L’actrice Anna Mouglalis témoigne contre Gérard Miller : « Et là, il me propose une séance d’hypnose… »

Mis à jour le 8 janvier 2026 à 15:46
Jean-Claude Lother / KWAI / CANAL+
La célèbre comédienne de la série Baron Noir sur Canal+ a été auditionnée 

L’Assemblée Nationale continue d’être le théâtre d’auditions et de tables rondes organisées par la Commission d’enquête des Violences commises dans les secteurs artistiques et médiatiques. Ce mardi 17 décembre, Anna Mouglalis faisait partie des personnalités présentes pour témoigner.
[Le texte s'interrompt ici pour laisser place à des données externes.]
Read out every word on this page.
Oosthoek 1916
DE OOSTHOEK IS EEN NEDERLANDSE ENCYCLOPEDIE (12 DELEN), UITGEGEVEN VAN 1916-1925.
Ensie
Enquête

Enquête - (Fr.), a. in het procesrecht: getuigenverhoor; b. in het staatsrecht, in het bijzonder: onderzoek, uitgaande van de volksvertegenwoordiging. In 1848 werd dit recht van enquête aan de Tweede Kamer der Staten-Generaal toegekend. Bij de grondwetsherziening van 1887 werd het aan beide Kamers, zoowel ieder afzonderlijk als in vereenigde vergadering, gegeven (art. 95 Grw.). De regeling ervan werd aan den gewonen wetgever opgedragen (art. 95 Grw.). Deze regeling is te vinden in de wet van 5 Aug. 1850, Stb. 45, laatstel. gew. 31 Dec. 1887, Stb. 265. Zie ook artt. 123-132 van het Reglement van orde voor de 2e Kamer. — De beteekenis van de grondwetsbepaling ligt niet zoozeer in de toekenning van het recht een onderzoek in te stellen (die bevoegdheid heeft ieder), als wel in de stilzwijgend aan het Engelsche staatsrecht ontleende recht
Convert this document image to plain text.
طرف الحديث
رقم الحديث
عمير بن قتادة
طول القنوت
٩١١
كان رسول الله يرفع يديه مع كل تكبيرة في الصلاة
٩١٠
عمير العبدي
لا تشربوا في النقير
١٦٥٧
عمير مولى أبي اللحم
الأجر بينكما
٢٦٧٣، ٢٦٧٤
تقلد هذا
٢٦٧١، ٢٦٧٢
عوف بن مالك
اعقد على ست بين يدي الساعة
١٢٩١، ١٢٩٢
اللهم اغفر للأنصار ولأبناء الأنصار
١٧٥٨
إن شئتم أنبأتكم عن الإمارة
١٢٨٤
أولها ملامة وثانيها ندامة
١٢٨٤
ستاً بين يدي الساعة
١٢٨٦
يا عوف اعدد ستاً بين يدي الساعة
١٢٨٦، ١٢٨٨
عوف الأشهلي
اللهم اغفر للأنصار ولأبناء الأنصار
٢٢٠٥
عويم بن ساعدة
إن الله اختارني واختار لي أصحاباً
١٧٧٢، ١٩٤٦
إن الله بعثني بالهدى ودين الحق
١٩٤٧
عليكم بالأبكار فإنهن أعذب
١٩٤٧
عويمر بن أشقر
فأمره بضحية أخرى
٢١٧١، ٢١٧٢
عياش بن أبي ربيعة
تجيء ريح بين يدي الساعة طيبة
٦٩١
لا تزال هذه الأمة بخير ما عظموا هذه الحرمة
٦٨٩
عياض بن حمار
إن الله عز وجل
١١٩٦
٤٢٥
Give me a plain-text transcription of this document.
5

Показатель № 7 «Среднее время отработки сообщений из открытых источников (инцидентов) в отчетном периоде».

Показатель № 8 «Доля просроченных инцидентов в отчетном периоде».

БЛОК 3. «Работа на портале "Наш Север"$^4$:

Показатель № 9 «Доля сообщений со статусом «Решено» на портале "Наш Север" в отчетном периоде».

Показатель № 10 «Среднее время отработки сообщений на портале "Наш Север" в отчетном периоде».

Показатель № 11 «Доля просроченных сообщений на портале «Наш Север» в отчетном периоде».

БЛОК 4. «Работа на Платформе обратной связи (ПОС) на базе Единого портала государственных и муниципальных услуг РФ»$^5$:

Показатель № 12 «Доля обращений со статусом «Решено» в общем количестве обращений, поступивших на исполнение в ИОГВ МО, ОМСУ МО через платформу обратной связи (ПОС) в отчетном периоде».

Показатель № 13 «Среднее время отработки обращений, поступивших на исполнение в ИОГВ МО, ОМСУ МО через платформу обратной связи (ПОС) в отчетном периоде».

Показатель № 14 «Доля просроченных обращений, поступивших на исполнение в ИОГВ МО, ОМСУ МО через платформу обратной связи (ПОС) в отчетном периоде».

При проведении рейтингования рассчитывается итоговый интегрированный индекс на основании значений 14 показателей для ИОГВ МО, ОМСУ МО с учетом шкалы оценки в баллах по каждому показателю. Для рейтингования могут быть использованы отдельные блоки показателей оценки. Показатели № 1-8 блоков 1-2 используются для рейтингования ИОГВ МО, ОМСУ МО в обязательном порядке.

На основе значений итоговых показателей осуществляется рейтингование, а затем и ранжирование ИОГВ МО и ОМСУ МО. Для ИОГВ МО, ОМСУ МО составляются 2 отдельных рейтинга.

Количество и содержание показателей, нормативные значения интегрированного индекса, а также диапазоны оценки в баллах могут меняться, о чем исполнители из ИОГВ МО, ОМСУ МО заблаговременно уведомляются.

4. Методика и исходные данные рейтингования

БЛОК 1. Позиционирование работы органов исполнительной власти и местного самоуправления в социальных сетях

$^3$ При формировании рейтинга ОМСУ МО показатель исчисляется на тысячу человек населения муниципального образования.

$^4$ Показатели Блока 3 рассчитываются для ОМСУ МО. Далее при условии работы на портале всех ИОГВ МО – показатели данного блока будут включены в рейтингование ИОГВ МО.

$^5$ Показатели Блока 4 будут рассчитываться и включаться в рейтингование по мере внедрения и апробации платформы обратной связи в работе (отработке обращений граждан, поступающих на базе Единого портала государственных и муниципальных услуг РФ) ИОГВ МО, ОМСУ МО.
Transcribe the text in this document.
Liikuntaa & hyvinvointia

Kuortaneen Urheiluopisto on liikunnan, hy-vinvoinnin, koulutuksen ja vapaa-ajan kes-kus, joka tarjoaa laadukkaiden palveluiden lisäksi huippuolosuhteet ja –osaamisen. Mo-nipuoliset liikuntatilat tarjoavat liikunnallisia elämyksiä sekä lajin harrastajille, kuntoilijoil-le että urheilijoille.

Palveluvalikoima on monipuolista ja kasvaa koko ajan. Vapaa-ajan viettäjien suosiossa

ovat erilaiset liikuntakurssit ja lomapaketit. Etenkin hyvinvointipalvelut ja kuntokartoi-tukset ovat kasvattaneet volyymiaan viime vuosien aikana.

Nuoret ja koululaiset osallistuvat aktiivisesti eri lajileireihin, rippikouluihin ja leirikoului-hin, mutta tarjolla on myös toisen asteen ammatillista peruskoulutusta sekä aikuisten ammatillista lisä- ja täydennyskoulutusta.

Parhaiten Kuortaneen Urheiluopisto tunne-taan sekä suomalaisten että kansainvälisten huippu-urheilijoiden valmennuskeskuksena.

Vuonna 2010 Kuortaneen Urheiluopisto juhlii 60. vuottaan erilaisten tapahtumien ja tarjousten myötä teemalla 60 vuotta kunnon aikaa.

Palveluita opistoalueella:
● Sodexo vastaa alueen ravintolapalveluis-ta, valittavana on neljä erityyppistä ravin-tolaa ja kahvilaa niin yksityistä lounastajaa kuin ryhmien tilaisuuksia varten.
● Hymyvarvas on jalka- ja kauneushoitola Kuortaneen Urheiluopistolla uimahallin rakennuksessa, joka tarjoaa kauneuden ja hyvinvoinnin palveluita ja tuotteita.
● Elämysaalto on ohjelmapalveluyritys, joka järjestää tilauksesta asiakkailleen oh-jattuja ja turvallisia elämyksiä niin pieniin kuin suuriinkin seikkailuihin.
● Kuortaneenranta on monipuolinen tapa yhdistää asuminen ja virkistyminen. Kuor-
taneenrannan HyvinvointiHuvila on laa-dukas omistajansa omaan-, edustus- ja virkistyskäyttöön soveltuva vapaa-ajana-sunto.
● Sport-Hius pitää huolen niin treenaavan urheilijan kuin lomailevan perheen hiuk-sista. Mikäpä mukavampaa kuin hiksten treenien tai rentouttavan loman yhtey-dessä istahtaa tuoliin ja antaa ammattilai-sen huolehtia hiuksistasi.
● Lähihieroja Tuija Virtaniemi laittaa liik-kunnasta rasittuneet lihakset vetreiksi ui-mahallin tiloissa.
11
Anna Mouglalis envoyée chez Gérard Miller à l’âge de 19 ans

Celle que l’on a vu au cinéma dans Merci pour le chocolat, La Maladie de la mort, Gainsbourg, vie héroïque ou plus récemment dans En même temps, a révélé avoir croisé la route de Gérard Miller, aujourd’hui accusé par une soixantaine de femmes de tentatives d’agressions sexuelles, d’agressions sexuelles ou de viols. C’était en 1997, alors qu’ Anna Mouglalis débutait sa carrière au théâtre et décrochait au même moment son premier rôle sur grand écran. Envoyée "au domicile de Gérard Miller (…) par la production", l’actrice se souvient encore aujourd’hui de cette très mauvaise rencontre. "C’est normal d’avoir confiance quand on est envoyée par la production chez un scénariste et qu’on a envie de jouer dans un film", a-t-elle d’abord précisé.

Gérard Miller "agressif" avec Anna Mouglalis

L’écrivain et réalisateur lui faisait visiter son home cinema lorsque son comportement a changé. "Et là, il me propose une séance d’hypnose… Que je refuse", raconte la comédienne engagée dans le mouvement #MeToo qui ne voyait pas le rapport avec le motif de leur rendez-vous. "Et puis, je trouve le mec franchement pas sympathique", ajoute l’interprète du personnage d’ Amélie Dorendeu dans la série Baron Noir sur Canal+. Ses avances refusées, le scénariste "commence à se tendre et à devenir un petit peu agressif". "Je lui dis : ‘on n’a qu’à rien faire du tout, vu comme c’est parti, c’est pas la peine’. Ce à quoi il répond qu’il retirera donc les répliques de mon personnage pour les donner à d’autres actrices. Je lui dis : ‘tant mieux’", raconte Anna Mouglalis. Depuis, l’actriice sait qu’elle "aurait dû" en parler au réalisateur et au producteur. "Je suis partie en me disant ‘c’est juste un connard’, mais pendant le tournage – on avait toutes entre 18 et 20 ans -, il y a deux jeunes femmes se sont rendues compte qu’elles avaient vécu la même chose et en ont parlé ouvertement. (…) Elles ont vécu la séance d’hypnose et elles ont vécu les agressions", a expliqué Anna Mouglalis devant la commission d’enquête. À ce jour, trois plaintes ont été déposées contre le célèbre psychanalyste.